Ministro reage e diz que atuação de médicos cubanos tem base legal

Postado por: Editor NJ \ 24 de agosto de 2013 \ 0 comentários

Durante a abertura da campanha contra a paralisia infantil em São Paulo, realizada na manhã deste sábado (24), o ministro da Saúde, Alexandre Padilha, rebateu as críticas feitas ao programa Mais Médicos ao afirmar que a iniciativa do governo federal está cercada de "segurança jurídica".

Padilha pediu ainda que os críticos não "ameacem a saúde da população". "O governo já ganhou todas as medidas judiciais. Nós temos muita segurança jurídica do que estamos fazendo e eu acho que quem tem crítica pode fazer sugestões, mas não venham ameaçar a saúde da nossa população que não tem médico".
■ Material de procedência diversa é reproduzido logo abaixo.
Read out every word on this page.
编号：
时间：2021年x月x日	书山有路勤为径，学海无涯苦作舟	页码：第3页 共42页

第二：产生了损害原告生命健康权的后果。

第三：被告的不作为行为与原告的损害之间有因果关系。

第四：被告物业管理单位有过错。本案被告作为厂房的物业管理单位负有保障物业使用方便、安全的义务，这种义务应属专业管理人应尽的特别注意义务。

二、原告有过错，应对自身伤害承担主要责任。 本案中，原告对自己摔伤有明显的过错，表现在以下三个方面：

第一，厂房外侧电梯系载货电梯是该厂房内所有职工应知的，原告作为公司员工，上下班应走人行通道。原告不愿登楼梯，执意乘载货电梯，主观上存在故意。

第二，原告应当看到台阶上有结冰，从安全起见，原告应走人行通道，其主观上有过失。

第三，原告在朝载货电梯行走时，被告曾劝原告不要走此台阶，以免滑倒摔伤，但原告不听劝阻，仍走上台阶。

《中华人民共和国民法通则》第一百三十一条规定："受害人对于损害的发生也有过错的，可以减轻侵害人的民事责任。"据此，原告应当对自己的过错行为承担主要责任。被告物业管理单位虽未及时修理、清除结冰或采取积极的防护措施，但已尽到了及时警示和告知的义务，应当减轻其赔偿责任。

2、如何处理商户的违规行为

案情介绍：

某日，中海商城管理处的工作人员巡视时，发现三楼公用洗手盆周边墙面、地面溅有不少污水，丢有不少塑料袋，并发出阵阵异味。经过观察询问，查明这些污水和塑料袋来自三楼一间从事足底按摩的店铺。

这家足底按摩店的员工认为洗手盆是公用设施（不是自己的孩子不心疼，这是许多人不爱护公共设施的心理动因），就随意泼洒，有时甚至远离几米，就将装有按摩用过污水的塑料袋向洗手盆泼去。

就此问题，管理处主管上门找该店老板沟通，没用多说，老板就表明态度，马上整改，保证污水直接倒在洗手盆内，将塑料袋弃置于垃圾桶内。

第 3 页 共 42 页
A declaração é uma resposta à medida da AMB (Associação Médica Brasileira), que entrou com uma ação na última sexta-feira (23) no Supremo Tribunal Federal para  pedir a suspensão da medida provisória que criou o programa do governo federal.

Segundo o órgão, a dispensa de revalidação do diploma de medicina de profissionais graduados no exterior "coloca a população em risco".  Também justifica o pedido com a "falta de garantias de que os estrangeiros tenham conhecimentos de língua portuguesa".

O programa foi alvo de cinco ações judiciais, três na Justiça Federal em Brasília e duas no STF. O Mais Médicos foi questionado pelo deputado federal Jair Bolsonaro (PP-RJ) em mandado de segurança sob relatoria do ministro Marco Aurélio Mello. Além da ação de Bolsonaro, havia outro questionamento da Associação Médica Brasileira que foi negado pelo ministro plantonista Ricardo Lewandowski antes mesmo de ouvir as partes envolvidas.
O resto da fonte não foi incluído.